Now, let’s talk about the big flavor happening in this dressing! If you can’t tolerate the jalapeno heat, you could omit them or substitute a spoonful of pimientos, but I can assure you that the flavor gets dispersed so evenly, it is not all that hot. The red wine vinegar and honey do a lovely little contra dance in the background, and the garlic, scallions and anchovies keep the dish firmly grounded in savory flavor land. In other words, the dressing is the real star of this dish.
Whisk it together while the sprouts are roasting, and again just before dressing them. I kept the scallions a bit on the chunky side, so I stirred them in with the walnuts right at the end. I missed getting a picture of the final, important step (multi-tasking—sorry!) but it’s a simple one. Give the par-roasted Brussels sprouts a quick spin through a hot skillet for about two minutes, then toss them in the mouthwatering vinaigrette and serve them hot.
Flavor Bomb Brussels Sprouts
If your Thanksgiving table needs an injection of big flavor, the feisty vinaigrette on these Brussels sprouts will get the job done! You can prep these ahead somewhat by roasting and then chilling, and give them a few minutes in a hot skillet just before you toss them in the dressing to serve.

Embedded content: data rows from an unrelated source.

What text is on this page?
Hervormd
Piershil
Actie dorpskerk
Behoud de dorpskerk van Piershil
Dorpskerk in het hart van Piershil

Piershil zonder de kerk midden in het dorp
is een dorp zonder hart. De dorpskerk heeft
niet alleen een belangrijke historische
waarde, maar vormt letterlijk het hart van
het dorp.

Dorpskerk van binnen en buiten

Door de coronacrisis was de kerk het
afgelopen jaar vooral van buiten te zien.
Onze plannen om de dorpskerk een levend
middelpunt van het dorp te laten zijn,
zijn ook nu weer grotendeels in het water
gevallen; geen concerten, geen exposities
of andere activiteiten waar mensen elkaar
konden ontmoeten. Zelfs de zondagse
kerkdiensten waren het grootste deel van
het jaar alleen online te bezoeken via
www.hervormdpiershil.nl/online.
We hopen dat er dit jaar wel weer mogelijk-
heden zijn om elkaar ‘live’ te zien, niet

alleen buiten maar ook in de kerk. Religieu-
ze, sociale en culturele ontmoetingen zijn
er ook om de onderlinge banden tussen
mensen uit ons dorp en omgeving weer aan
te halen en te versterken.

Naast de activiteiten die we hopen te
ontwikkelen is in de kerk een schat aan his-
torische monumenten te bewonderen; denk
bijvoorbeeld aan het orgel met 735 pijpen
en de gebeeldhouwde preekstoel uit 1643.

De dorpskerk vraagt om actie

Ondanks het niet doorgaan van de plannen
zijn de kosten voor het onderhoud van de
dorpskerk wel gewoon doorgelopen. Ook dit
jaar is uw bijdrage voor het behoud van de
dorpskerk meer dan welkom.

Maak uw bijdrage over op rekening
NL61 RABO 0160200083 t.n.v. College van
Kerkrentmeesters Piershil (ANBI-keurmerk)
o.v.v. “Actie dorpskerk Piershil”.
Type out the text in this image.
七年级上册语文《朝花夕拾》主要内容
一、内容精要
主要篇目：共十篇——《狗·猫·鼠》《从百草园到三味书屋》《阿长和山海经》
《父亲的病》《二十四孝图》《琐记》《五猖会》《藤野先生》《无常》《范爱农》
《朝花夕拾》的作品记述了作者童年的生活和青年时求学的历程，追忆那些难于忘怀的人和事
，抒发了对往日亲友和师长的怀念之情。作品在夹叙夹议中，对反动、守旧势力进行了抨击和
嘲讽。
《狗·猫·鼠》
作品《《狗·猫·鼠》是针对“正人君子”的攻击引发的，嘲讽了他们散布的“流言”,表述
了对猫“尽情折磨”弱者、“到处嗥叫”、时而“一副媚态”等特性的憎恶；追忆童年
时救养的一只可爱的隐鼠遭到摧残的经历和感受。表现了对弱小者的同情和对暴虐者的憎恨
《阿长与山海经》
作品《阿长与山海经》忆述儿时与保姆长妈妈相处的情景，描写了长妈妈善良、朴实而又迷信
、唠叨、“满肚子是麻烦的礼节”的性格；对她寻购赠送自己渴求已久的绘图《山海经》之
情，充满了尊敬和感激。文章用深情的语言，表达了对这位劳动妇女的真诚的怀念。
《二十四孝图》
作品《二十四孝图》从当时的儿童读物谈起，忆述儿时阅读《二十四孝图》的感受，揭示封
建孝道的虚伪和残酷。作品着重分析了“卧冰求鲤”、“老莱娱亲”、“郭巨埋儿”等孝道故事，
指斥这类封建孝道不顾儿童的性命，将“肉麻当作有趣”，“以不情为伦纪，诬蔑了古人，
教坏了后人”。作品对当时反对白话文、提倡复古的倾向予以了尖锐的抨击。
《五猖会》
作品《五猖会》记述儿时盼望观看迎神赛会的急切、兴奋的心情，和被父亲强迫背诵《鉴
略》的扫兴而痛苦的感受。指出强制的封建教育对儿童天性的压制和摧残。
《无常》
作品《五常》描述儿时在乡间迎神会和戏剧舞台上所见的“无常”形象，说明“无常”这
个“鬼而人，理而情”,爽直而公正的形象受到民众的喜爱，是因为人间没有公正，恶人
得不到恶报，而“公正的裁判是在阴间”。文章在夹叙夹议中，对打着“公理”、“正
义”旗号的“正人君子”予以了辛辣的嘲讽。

- 1 lb. Brussels sprouts, washed and trimmed
- A drizzle of extra virgin olive oil for roasting
- 1/2 cup walnuts, toasted in oven for 8 minutes, then cooled and chopped
- 2 Tbsp. red wine vinegar
- 1/2 red jalapeno, seeded and finely minced
- 2 cloves garlic, finely minced
- 1 Tbsp. honey
- 4 anchovy fillets, finely minced (mine were packed in chili oil, and the heat was great!)
- 2 tsp. capers
- Freshly ground black pepper
- 2 scallions, white and green parts cut on bias
- 1/4 cup extra virgin olive oil (mine was infused with lemon, but any bright variety will do)
- Preheat oven to 400° F, with rack in center position. Spread walnuts out onto a parchment-lined baking sheet and roast for about 6 minutes, until they are just fragrant. Cool completely and then break into pieces.
- Wrap the washed Brussels sprouts in a clean kitchen towel and roll them around to completely remove excess water. Carefully slice the sprouts into 1/4-inch slices. Wick away any residual moisture with a paper towel. Transfer the sprouts to a medium bowl and drizzle olive oil over them. Spread them out onto the parchment-lined pan and give them a quick seasoning with salt and pepper. Roast for about 20 minutes, until softened but still al dente and bright green. If you are working ahead, let the sprouts cool and then wrap them up and send them to the fridge until 30 minutes before serving time.
- While the sprouts are roasting, prepare the vinaigrette by stirring together vinegar, jalapeno, garlic, honey, and anchovies. Season with a few twists of ground pepper, but skip the salt because the capers and anchovies have plenty. Whisk in the olive oil and stir in the capers. and scallions.
- When you’re ready to serve, give the Brussels sprouts a quick spin through a hot skillet dashed with oil or bacon drippings. Let them get a few crispy edges. Toss in dressing with broken walnuts and serve immediately.